Das Hauptgebäude und seine Ausstellungen

Das Freilichtmuseum Roscheider Hof bei Konz hoch oberhalb des Moseltals entstand an einem Originalschauplatz, dem Standort des Roscheider Hofes. Der Vierseithof, der erstmals 1330 in einer Urkunde genannt wurde, stellt heute das Hauptgebäude des Museumsareals dar und birgt zahlreiche kleine Dauerausstellungen.

Bereits auf den ersten Metern wird uns klar, dass wir kein Freilichtmuseum der üblichen Art betreten. Die Räume des Hofes sind bis zum Anschlag zugestellt mit zahlreichen Ausstellungsobjekten aus der Wohn-, Arbeits- und Alltagskultur vergangener Jahrhunderte. Wir sehen zahlreiche Wohnstuben, Geschäfte und Werkstätten, in denen viele Gegenstände gleich mehrfach auftauchen, als ob im Magazin des Museums dafür kein Platz mehr vorhanden gewesen wäre. Beschriftungen oder weitergehende Informationen sucht man in den meisten Fällen vergebens. Angesichts des nicht vorhandenen Sammlungsmanagements fragen wir uns, ob in diesem Museum überhaupt ein Depot existiert. Den zahlreichen Kindern, die hier herumwuseln, scheint es dennoch zu gefallen. Einen gewissen Charme versprühen die Sammlungen gewiss.

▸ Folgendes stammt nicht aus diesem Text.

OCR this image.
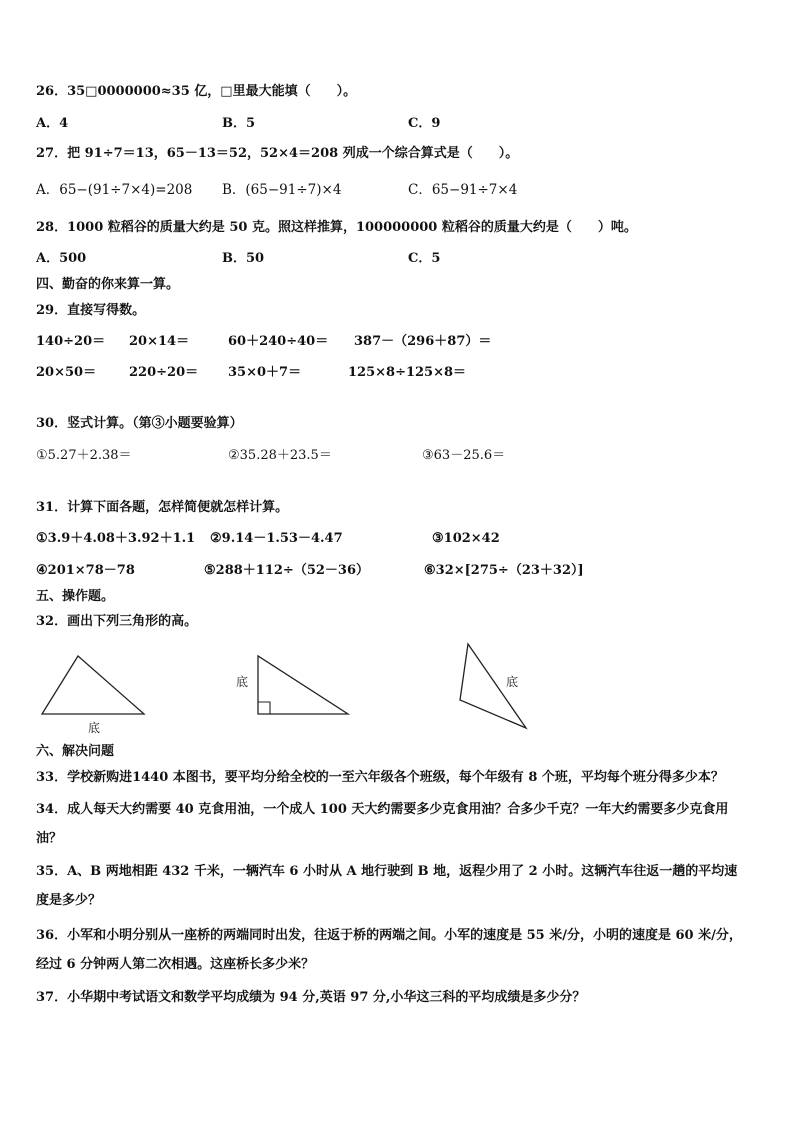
26．35□0000000≈35 亿，□里最大能填（　　）。
A．4	B．5	C．9
27．把 91÷7＝13，65－13＝52，52×4＝208 列成一个综合算式是（　　）。
A．65−(91÷7×4)=208 B．(65−91÷7)×4	C．65−91÷7×4
28．1000 粒稻谷的质量大约是 50 克。照这样推算，100000000 粒稻谷的质量大约是（　　）吨。
A．500	B．50	C．5
四、勤奋的你来算一算。
29．直接写得数。
140÷20＝ 20×14＝	60＋240÷40＝ 387－（296＋87）＝
20×50＝	220÷20＝ 35×0＋7＝	125×8÷125×8＝
30．竖式计算。（第③小题要验算）
①5.27＋2.38＝	②35.28＋23.5＝	③63－25.6＝
31．计算下面各题，怎样简便就怎样计算。
①3.9＋4.08＋3.92＋1.1 ②9.14－1.53－4.47	③102×42
④201×78－78	⑤288＋112÷（52－36）	⑥32×[275÷（23＋32）]
五、操作题。
32．画出下列三角形的高。
底
底	底
六、解决问题
33．学校新购进1440 本图书，要平均分给全校的一至六年级各个班级，每个年级有 8 个班，平均每个班分得多少本？
34．成人每天大约需要 40 克食用油，一个成人 100 天大约需要多少克食用油？合多少千克？一年大约需要多少克食用
油？
35．A、B 两地相距 432 千米，一辆汽车 6 小时从 A 地行驶到 B 地，返程少用了 2 小时。这辆汽车往返一趟的平均速
度是多少？
36．小军和小明分别从一座桥的两端同时出发，往返于桥的两端之间。小军的速度是 55 米/分，小明的速度是 60 米/分，
经过 6 分钟两人第二次相遇。这座桥长多少米？
37．小华期中考试语文和数学平均成绩为 94 分,英语 97 分,小华这三科的平均成绩是多少分？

So schlagen wir uns auf einem nicht immer stringent ausgewiesenen Rundweg durch die ansehnliche Fahrzeughalle, ein Schulmuseum, entlang schön dekorierter Wohn- und Schlafstuben, vorbei an zahlreichen Läden – auch der Krämerladen „Tante Emma“ darf nicht fehlen – und Gerätschaften für den Weinbau und die Destillerie. Zwei Ladengassen mit unzähligen weiteren Geschäften ziehen unsere Aufmerksamkeit auf sich: Metzgerei, Apotheke, Uhrmacher, Hutladen sowie Eisenwarenladen inklusive. Sogar eine Zinnfiguren- und eine Spielzeugsammlung hat man hier im Hauptgebäude integriert. Weniger wäre sicher mehr gewesen. Immerhin besänftigt am Ende des Rundganges eine besser sortierte Ausstellung mit gusseisernen Öfen und entsprechenden Ofenplatten. Die hier gezeigten kunstvollen Objekte des Eisengusses reichen bis ins 15. Jahrhundert zurück.

Rund um den Güterbahnhof

Nach diesen überbordenden Eindrücken verlassen wir die Hofgebäude und schreiten herab zum Areal rund um den Güterbahnhof. Dessen Zentrum stellt eine Güterhalle aus dem Jahre 1888 dar. Sie stand ursprünglich am Bahnhof von Konz. Das Gebäude selbst und sein Umfeld ist mit Gerätschaften, Gütern und einem Wagon durchaus überzeugend in Szene gesetzt. Doch auch hier fehlen Informationstafeln mit weitergehenden Auskünften. Gleiches gilt für die zwei steinernen Gebäude, die den Bahnhof rahmen. Sie stammen aus dem frühen 19. bzw. der Mitte des 18. Jahrhundert und dienten als Wohnhaus sowie Lagerraum.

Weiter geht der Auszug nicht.